The Devils' quiet maneuvering in the offseason has been well documented at this point. The Devils refrained from making any big splashes in free-agency, opting instead to clear out space, promote from within, and do some tinkering with low-cost contracts as the season approached. The only free agent acquisition of real substance they made during the July frenzy was signing John Moore to a three-year, $5M deal, with the rest of their moves either being RFA re-signings or minor-league-geared pickups. The move wasn't a shocker by any stretch, but it was a name that few fans had really considered heading into the start of free-agency.
The Moore pickup was met with mixed reviews among the Devils faithful at the time. The AAV dollars were pretty low, but some felt a three-year deal for a player who three organizations had already moved on from at age 24 had a definite element of risk to it. Moore has first-round pedigree, having gone 21st overall to Columbus in the 2009 NHL Draft, but the fact that he was already traded away from two teams and then not extended a qualifying offer from the rebuilding Coyotes served as a possible red flag. However, the underlying numbers for Moore seemed to indicate that he had a little more to offer than his teams might have realized (his 2013-2015 HERO chart is below). Like he did at the draft with Kyle Palmieri, Ray Shero made another bet on a younger player being possibly underutilized. Even if Moore couldn't step his game up to another level, he'd likely be a capable 3rd-pairing/depth defender at a defensible cap hit, so the risk was ultimately low.
We're now just over 30 games into John Moore's contract in New Jersey and, while the impact may not be as sizeable as Palmieri's, it looks like the signing of Moore was another solid wager by Shero and the Devils. Moore has served not just as a depth defenseman for New Jersey but as a second-pairing mainstay and arguably the Devils' third-best defenseman behind the Greene-Larsson top pairing. He has seen significant minutes in all situations and has looked mostly solid in a second-pairing role, gaining the trust of John Hynes and his staff during a stretch that has featured a lot of shuffling and uncertainty in the bottom four.

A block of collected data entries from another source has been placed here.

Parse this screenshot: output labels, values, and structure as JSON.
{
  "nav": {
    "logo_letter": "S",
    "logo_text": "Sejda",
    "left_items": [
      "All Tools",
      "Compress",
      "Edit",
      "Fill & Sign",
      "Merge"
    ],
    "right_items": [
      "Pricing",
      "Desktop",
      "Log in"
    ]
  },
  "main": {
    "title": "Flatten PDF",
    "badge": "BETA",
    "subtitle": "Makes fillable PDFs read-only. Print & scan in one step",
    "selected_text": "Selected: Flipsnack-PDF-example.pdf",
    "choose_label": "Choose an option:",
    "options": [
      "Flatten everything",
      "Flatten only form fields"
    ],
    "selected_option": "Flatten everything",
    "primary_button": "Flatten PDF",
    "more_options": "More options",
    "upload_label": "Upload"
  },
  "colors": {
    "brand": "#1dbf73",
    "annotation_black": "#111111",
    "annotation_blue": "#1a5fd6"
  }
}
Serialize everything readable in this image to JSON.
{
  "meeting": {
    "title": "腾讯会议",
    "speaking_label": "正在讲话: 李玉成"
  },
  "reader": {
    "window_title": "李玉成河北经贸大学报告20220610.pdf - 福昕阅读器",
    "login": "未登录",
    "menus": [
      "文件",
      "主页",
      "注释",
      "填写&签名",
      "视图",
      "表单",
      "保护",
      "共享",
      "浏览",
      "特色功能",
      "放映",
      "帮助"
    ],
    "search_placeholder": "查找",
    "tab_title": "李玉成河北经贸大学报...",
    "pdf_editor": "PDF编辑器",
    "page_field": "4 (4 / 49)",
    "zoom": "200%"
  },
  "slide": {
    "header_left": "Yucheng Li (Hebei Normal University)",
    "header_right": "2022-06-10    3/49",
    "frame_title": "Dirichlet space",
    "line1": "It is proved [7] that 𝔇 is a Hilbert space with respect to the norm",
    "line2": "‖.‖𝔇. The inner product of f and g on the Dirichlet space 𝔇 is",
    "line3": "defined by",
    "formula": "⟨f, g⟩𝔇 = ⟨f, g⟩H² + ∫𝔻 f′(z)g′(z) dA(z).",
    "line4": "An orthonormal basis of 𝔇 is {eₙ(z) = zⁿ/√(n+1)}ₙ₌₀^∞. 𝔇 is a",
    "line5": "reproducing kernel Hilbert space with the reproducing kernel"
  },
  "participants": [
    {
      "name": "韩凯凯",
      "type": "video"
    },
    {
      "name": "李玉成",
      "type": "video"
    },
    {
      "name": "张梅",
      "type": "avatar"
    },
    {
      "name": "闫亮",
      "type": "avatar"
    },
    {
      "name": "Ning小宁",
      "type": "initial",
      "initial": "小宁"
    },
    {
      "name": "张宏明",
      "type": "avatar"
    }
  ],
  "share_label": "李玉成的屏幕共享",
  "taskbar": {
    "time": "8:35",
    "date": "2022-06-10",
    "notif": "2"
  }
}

Moore's usage reflects some of the faith the coaching staff has put in him early on in his Devils career. He is currently third among Devils defensemen in even-strength minutes, power play minutes, and penalty kill minutes, showing that he can be a versatile contributor. He's been the least-sheltered non-Greene/Larsson blue liner by zone starts as well. Moore has chipped in well on offense at times, moving the puck and using some of his speed to keep plays moving or jump into the rush. He's by no means a dominant player and his possession numbers are currently middling, but he's been the type of stable presence on the blue line that New Jersey has needed with a lot of question marks in the bottom half of the lineup.
Moore's nine points in 30 games is good for second among Devils' defensemen, behind only the 10 from Damon Severson, who has about double the power play time. Production from the blue line overall has been disappointing from the Devils defense but it's hard to put much of that on Moore, who has put up the most shots from the blue line at even strength and is on pace for a career-best 25 points. The pairing of him and Damon Severson seems to be slowly gelling into a decent second unit that is able to chip in a little bit of offense from the back end (although the Devils could still use some more from them at even strength). Moore has also figured into some big, exciting plays for the Devils this season, including scoring the overtime winner in Montreal a couple weeks ago, and he has also done his part to up the team's dreamboat quotient for good measure.
While we're only a short way into John Moore's 3-year deal in New Jersey, it appears to be another good bit of maneuvering from GM Ray Shero. The ability to identify some young, undervalued players around the league and bring them to the organization has paid off early and will hopefully continue to pay off going forward. Moore may not be huge impact guy, but it seems the Devils are certainly better off having brought him in over the summer and his cap hit would be worth it even if he were playing third-pairing minutes. So even though Shero's offseason as a whole was quiet, as offseasons go, results continue to show it included some very savvy pickups and it has helped put the Devils in a much better position going forward.